Приемом в Кремле отметили тысячелетие со дня кончины Владимира Святого. Хорошо бы, конечно, праздновать по радостному поводу – дня рождения, например, но у крестителя Руси этой даты в биографии нет – не сохранилась.
Впрочем, для легендарной личности это не так уж важно. По-христиански Владимир скорее символ, чем пример для подражания, – образцовым поведением он не отличался, чего не скрывал, отказавшись от предложенного волжскими булгарами ислама, запрещавшего «питие». Выбор его в пользу восточного православия называют примером политической мудрости и развитого вкуса – о чем говорит сказание о выборе веры: послов князя покорила красота греческой службы, и князь послам поверил.
Это канонические версии, знакомые каждому школьнику. Но если говорить о годовщине преставления Владимира, то вплотную к ней примыкают еще две даты, которые привлекают куда меньше внимания. Традиционной версии они не ломают, но заставляют взглянуть на крещение Руси с другой, совсем не сказочной и не строго научной, а скорее с человеческой стороны.
25 июля – день поминовения мучеников Федора-варяга и сына его Иоанна.
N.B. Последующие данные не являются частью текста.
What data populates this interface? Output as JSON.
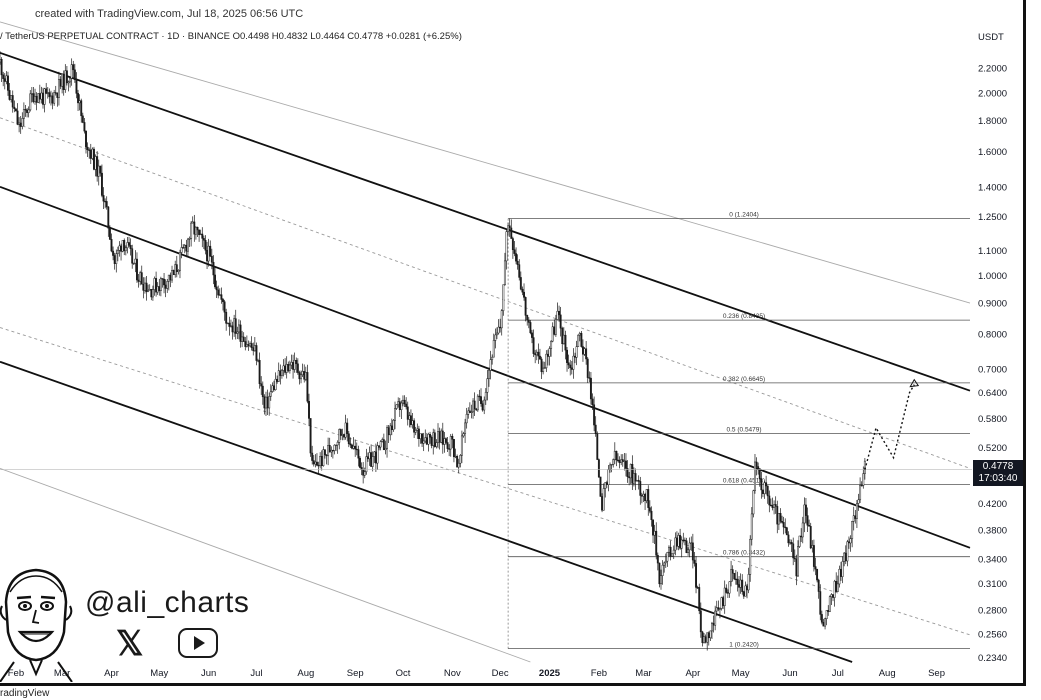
{
  "header": {
    "created_with": "created with TradingView.com, Jul 18, 2025 06:56 UTC",
    "symbol_line": "/ TetherUS PERPETUAL CONTRACT · 1D · BINANCE  O0.4498  H0.4832  L0.4464  C0.4778  +0.0281 (+6.25%)"
  },
  "footer": {
    "brand": "radingView"
  },
  "watermark": {
    "handle": "@ali_charts",
    "x_logo": "𝕏"
  },
  "price_badge": {
    "price": "0.4778",
    "countdown": "17:03:40"
  },
  "colors": {
    "candle": "#1a1a1a",
    "channel": "#111111",
    "dashed": "#888888",
    "badge": "#131722"
  },
  "chart_data": {
    "type": "candlestick",
    "title": "",
    "currency_label": "USDT",
    "y_scale": "log",
    "ylim": [
      0.23,
      2.4
    ],
    "xlim": [
      "2024-01-22",
      "2025-09-22"
    ],
    "y_ticks": [
      "2.2000",
      "2.0000",
      "1.8000",
      "1.6000",
      "1.4000",
      "1.2500",
      "1.1000",
      "1.0000",
      "0.9000",
      "0.8000",
      "0.7000",
      "0.6400",
      "0.5800",
      "0.5200",
      "0.4778",
      "0.4200",
      "0.3800",
      "0.3400",
      "0.3100",
      "0.2800",
      "0.2560",
      "0.2340"
    ],
    "x_ticks": [
      {
        "label": "Feb",
        "date": "2024-02-01"
      },
      {
        "label": "Mar",
        "date": "2024-03-01"
      },
      {
        "label": "Apr",
        "date": "2024-04-01"
      },
      {
        "label": "May",
        "date": "2024-05-01"
      },
      {
        "label": "Jun",
        "date": "2024-06-01"
      },
      {
        "label": "Jul",
        "date": "2024-07-01"
      },
      {
        "label": "Aug",
        "date": "2024-08-01"
      },
      {
        "label": "Sep",
        "date": "2024-09-01"
      },
      {
        "label": "Oct",
        "date": "2024-10-01"
      },
      {
        "label": "Nov",
        "date": "2024-11-01"
      },
      {
        "label": "Dec",
        "date": "2024-12-01"
      },
      {
        "label": "2025",
        "date": "2025-01-01"
      },
      {
        "label": "Feb",
        "date": "2025-02-01"
      },
      {
        "label": "Mar",
        "date": "2025-03-01"
      },
      {
        "label": "Apr",
        "date": "2025-04-01"
      },
      {
        "label": "May",
        "date": "2025-05-01"
      },
      {
        "label": "Jun",
        "date": "2025-06-01"
      },
      {
        "label": "Jul",
        "date": "2025-07-01"
      },
      {
        "label": "Aug",
        "date": "2025-08-01"
      },
      {
        "label": "Sep",
        "date": "2025-09-01"
      }
    ],
    "price_path": [
      [
        "2024-01-22",
        2.25
      ],
      [
        "2024-02-03",
        1.75
      ],
      [
        "2024-02-12",
        2.0
      ],
      [
        "2024-02-22",
        1.95
      ],
      [
        "2024-03-08",
        2.2
      ],
      [
        "2024-03-15",
        1.7
      ],
      [
        "2024-03-25",
        1.45
      ],
      [
        "2024-04-03",
        1.05
      ],
      [
        "2024-04-08",
        1.15
      ],
      [
        "2024-04-18",
        1.0
      ],
      [
        "2024-04-25",
        0.95
      ],
      [
        "2024-05-10",
        1.0
      ],
      [
        "2024-05-22",
        1.2
      ],
      [
        "2024-06-01",
        1.08
      ],
      [
        "2024-06-12",
        0.85
      ],
      [
        "2024-06-22",
        0.8
      ],
      [
        "2024-07-01",
        0.74
      ],
      [
        "2024-07-06",
        0.6
      ],
      [
        "2024-07-12",
        0.66
      ],
      [
        "2024-07-22",
        0.72
      ],
      [
        "2024-08-01",
        0.68
      ],
      [
        "2024-08-05",
        0.48
      ],
      [
        "2024-08-12",
        0.5
      ],
      [
        "2024-08-25",
        0.56
      ],
      [
        "2024-09-06",
        0.48
      ],
      [
        "2024-09-18",
        0.52
      ],
      [
        "2024-09-30",
        0.62
      ],
      [
        "2024-10-08",
        0.55
      ],
      [
        "2024-10-20",
        0.54
      ],
      [
        "2024-11-01",
        0.53
      ],
      [
        "2024-11-05",
        0.48
      ],
      [
        "2024-11-10",
        0.6
      ],
      [
        "2024-11-20",
        0.62
      ],
      [
        "2024-11-26",
        0.75
      ],
      [
        "2024-12-01",
        0.82
      ],
      [
        "2024-12-06",
        1.24
      ],
      [
        "2024-12-12",
        1.05
      ],
      [
        "2024-12-20",
        0.78
      ],
      [
        "2024-12-28",
        0.7
      ],
      [
        "2025-01-06",
        0.86
      ],
      [
        "2025-01-14",
        0.7
      ],
      [
        "2025-01-20",
        0.8
      ],
      [
        "2025-01-26",
        0.68
      ],
      [
        "2025-02-03",
        0.42
      ],
      [
        "2025-02-10",
        0.5
      ],
      [
        "2025-02-22",
        0.47
      ],
      [
        "2025-03-05",
        0.42
      ],
      [
        "2025-03-11",
        0.32
      ],
      [
        "2025-03-22",
        0.37
      ],
      [
        "2025-04-01",
        0.35
      ],
      [
        "2025-04-07",
        0.25
      ],
      [
        "2025-04-15",
        0.27
      ],
      [
        "2025-04-25",
        0.32
      ],
      [
        "2025-05-05",
        0.3
      ],
      [
        "2025-05-10",
        0.48
      ],
      [
        "2025-05-20",
        0.42
      ],
      [
        "2025-05-30",
        0.37
      ],
      [
        "2025-06-05",
        0.33
      ],
      [
        "2025-06-10",
        0.42
      ],
      [
        "2025-06-16",
        0.34
      ],
      [
        "2025-06-22",
        0.26
      ],
      [
        "2025-06-28",
        0.3
      ],
      [
        "2025-07-05",
        0.34
      ],
      [
        "2025-07-10",
        0.38
      ],
      [
        "2025-07-14",
        0.44
      ],
      [
        "2025-07-18",
        0.4778
      ]
    ],
    "projection": [
      [
        "2025-07-18",
        0.4778
      ],
      [
        "2025-07-25",
        0.56
      ],
      [
        "2025-08-05",
        0.5
      ],
      [
        "2025-08-15",
        0.64
      ],
      [
        "2025-08-18",
        0.66
      ]
    ],
    "channel_lines": [
      {
        "style": "thin",
        "from": [
          "2024-01-22",
          2.62
        ],
        "to": [
          "2025-09-22",
          0.9
        ]
      },
      {
        "style": "thick",
        "from": [
          "2024-01-22",
          2.33
        ],
        "to": [
          "2025-09-22",
          0.645
        ]
      },
      {
        "style": "dashed",
        "from": [
          "2024-01-22",
          1.82
        ],
        "to": [
          "2025-09-22",
          0.48
        ]
      },
      {
        "style": "thick",
        "from": [
          "2024-01-22",
          1.4
        ],
        "to": [
          "2025-09-22",
          0.355
        ]
      },
      {
        "style": "dashed",
        "from": [
          "2024-01-22",
          0.82
        ],
        "to": [
          "2025-09-22",
          0.255
        ]
      },
      {
        "style": "thick",
        "from": [
          "2024-01-22",
          0.72
        ],
        "to": [
          "2025-07-10",
          0.23
        ]
      },
      {
        "style": "thin",
        "from": [
          "2024-01-22",
          0.48
        ],
        "to": [
          "2024-12-20",
          0.23
        ]
      }
    ],
    "fib_levels": [
      {
        "label": "0 (1.2404)",
        "value": 1.2404
      },
      {
        "label": "0.236 (0.8435)",
        "value": 0.8435
      },
      {
        "label": "0.382 (0.6645)",
        "value": 0.6645
      },
      {
        "label": "0.5 (0.5479)",
        "value": 0.5479
      },
      {
        "label": "0.618 (0.4518)",
        "value": 0.4518
      },
      {
        "label": "0.786 (0.3432)",
        "value": 0.3432
      },
      {
        "label": "1 (0.2420)",
        "value": 0.242
      }
    ],
    "fib_range": [
      "2024-12-06",
      "2025-09-22"
    ]
  }
}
Косвенным виновником их гибели считается будущий креститель Руси. В этот день в 978 году (по другим данным, в 983-м) дружина решила отметить большим праздником восхождение Владимира на княжеский престол в Киеве. Понадобилась жертва – а поскольку дружинники у князя были в основном скандинавы, то жертва человеческая. Выбирали ее жребием – пал он на Иоанна, сына Федора, в скандинавской версии – Оттара, пришли к нему в дом. «Варяг же стоял на сенях с сыном своим. Сказали ему: «Дай сына своего, да принесем его богам». Он же ответил: «Если боги они, то пусть пошлют одного из богов и возьмут моего сына. А вы-то зачем совершаете им требы?» И кликнули, и подсекли под ними сени, и так их убили».
На иконах и картинах Иоанна изображают подростком «прекрасным лицем и душою». О Федоре известно только, что служил он в Греции, где, вероятно, стал христианином – а служил наемником, как многие его соплеменники, в том же качестве подался служить русскому князю. Примечательно в этой истории то, что дружинник не взялся за меч – то есть по «моральному кодексу» своих товарищей выбрал бесславную, почти позорную смерть. Но есть такой взгляд – что именно эта смерть, когда двое безоружных уверенно стоят против вооруженной, исполненной своей правотой толпы, настолько потрясла Владимира, что память о ней определила выбор веры – а вовсе не лояльность греков к вину и красота богослужения. По летописи, на месте Федорова дома князь воздвиг Десятинную церковь, из чего видно – дом у Федора стоял, по-нашему говоря, в престижном районе, значит, и дружинник он был серьезный, может, из ближнего княжеского круга…
Через десять дней после смерти Владимира, 25 июля 1015 года, такую же смерть примет один из его сыновей – Борис, ставший вместе с братом Глебом первым русским святым. Известие о смерти отца застала Бориса во время похода на печенегов в лагере на реке Альте. Дружина тут же предложила князю бросить все, идти на Киев, отобрать престол у Святополка, и тогда прозвучали известные слова: «Не подниму руки на брата своего, да еще на старшего меня, которого мне следует считать за отца».
Бориса вместе с братом почитают как страстотерпцев – т. е. претерпевших страдания смиренно и безвинно, – но почему-то обычно не замечается безмерная храбрость Борисова поступка. Чтобы понять ее, надо хотя бы представить, как стоит он один против нескольких сотен викингов, лучших и самых свирепых воинов того времени, людей настолько могущественных, что власть князя над дружиной и дружины над князем часто оказывалась величиной переменной. То, что варяги предложили своему командиру, считалось тогда делом вполне обычным, а отказ Бориса стал для них проявлением самой позорной нерешительности, трусости. Но храбрость князя превзошла не только их храбрость, силу, но и их презрение.
Так или иначе, эти два подвига, почти мистически совпадающие с началом и концом великого княжения Владимира, не дают поверить в то, что крещение было всего лишь «политическим проектом», о чем в последнее время так любят говорить. Это не проект – все было по-настоящему.